第一に、アジア全域において、農業社会から工業化社会への緩やかな移行が行われた、そのなかで、地域のシステムが完全な農業社会であった富山【越中国】が、3世紀かけて、世界の最先端の都市化された地域へと大きく進化した最先端の事例にあたる。日本で、あるいはアジアで、最先端の地方創成に成功しつつある都市化の新しい姿がある。どうか、富山にきて、富山に学んでください。
富山県は、自動車交通と鉄道の発達と再建により、県全体が一日通勤圏として一体化できる交通システムを持ち、国際的な通関業務のできる空港と海港が機能している。さらに、県民一人あたりの総所得【企業が得た所得と個人所得の総和】が全国5位である。4位までは、太平洋ベルト地帯の広域都市圏であるから、純粋な農業社会から工業化された「都市としての富山県」に成長した唯一の事例である。これは、同規模の農業地域圏全体が都市化した事例としては、アジアの最先端に当たる。シンガポール、香港は、イギリス資本の投下、台北は大陸資本の投下というような外からの資本投下を基礎としているが、富山は雪解け水を活用した水力発電が都市化のための資本の蓄積と循環を可能にした。
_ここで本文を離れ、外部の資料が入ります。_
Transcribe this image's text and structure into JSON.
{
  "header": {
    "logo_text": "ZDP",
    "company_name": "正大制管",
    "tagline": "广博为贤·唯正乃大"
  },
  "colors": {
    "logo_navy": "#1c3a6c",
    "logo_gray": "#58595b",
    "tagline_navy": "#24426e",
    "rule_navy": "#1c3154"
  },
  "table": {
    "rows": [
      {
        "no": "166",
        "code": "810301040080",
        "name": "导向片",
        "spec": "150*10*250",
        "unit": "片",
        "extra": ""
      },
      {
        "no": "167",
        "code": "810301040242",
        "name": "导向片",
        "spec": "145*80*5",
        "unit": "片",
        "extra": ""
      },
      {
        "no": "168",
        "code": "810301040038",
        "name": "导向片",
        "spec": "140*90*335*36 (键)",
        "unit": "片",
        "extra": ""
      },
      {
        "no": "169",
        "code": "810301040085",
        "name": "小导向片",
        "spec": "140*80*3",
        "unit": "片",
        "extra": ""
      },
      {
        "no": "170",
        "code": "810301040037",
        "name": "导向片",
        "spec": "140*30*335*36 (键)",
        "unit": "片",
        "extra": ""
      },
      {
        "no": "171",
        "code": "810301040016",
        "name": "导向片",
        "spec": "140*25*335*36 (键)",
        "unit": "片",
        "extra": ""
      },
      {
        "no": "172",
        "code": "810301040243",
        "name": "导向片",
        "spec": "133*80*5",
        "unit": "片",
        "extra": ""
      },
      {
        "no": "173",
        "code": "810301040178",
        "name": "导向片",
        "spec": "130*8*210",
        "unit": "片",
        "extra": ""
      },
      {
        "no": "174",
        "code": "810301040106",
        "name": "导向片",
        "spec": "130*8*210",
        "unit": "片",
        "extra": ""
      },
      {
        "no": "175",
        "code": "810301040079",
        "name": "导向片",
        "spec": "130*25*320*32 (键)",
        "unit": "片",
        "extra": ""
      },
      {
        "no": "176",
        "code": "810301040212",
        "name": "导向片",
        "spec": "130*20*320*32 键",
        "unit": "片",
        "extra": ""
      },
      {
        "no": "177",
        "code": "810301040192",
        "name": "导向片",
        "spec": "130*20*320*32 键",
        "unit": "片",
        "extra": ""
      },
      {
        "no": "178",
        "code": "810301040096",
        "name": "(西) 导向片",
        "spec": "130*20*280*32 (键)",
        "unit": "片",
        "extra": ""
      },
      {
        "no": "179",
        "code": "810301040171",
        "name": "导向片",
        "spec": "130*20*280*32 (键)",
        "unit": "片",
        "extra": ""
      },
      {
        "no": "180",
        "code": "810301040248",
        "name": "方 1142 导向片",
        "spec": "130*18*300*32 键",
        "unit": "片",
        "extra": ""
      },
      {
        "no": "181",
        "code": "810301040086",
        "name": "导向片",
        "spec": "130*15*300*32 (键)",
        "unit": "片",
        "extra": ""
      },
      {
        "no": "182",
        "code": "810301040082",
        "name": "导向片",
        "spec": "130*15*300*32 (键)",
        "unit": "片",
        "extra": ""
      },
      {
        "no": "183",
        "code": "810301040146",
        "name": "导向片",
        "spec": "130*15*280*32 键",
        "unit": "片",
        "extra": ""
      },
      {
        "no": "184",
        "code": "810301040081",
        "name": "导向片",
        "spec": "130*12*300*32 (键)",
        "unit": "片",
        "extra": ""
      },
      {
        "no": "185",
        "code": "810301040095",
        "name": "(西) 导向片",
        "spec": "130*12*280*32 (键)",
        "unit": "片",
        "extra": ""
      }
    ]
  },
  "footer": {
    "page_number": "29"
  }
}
第二に、富山の都市化は、東京や大阪などの道筋をたどるのか?ここが大事なポイントである。自然との共生システムに依拠する、つまり、森林を大事に育てることで、都市生活の利便性と、豊かな自然のありのままの公園とに囲まれた人類理想の、自然に包まれた都市生活という夢に近づきつつある。あとは、この新たな国際都市にふさわしい人材の育成である。この富山のよさを誰もが英語で説明できる、そういう人材育成が大きな課題である。TOEIC570点以上の社会人が、土曜日、富山大学で学んでいる姿は、その未来を暗示している。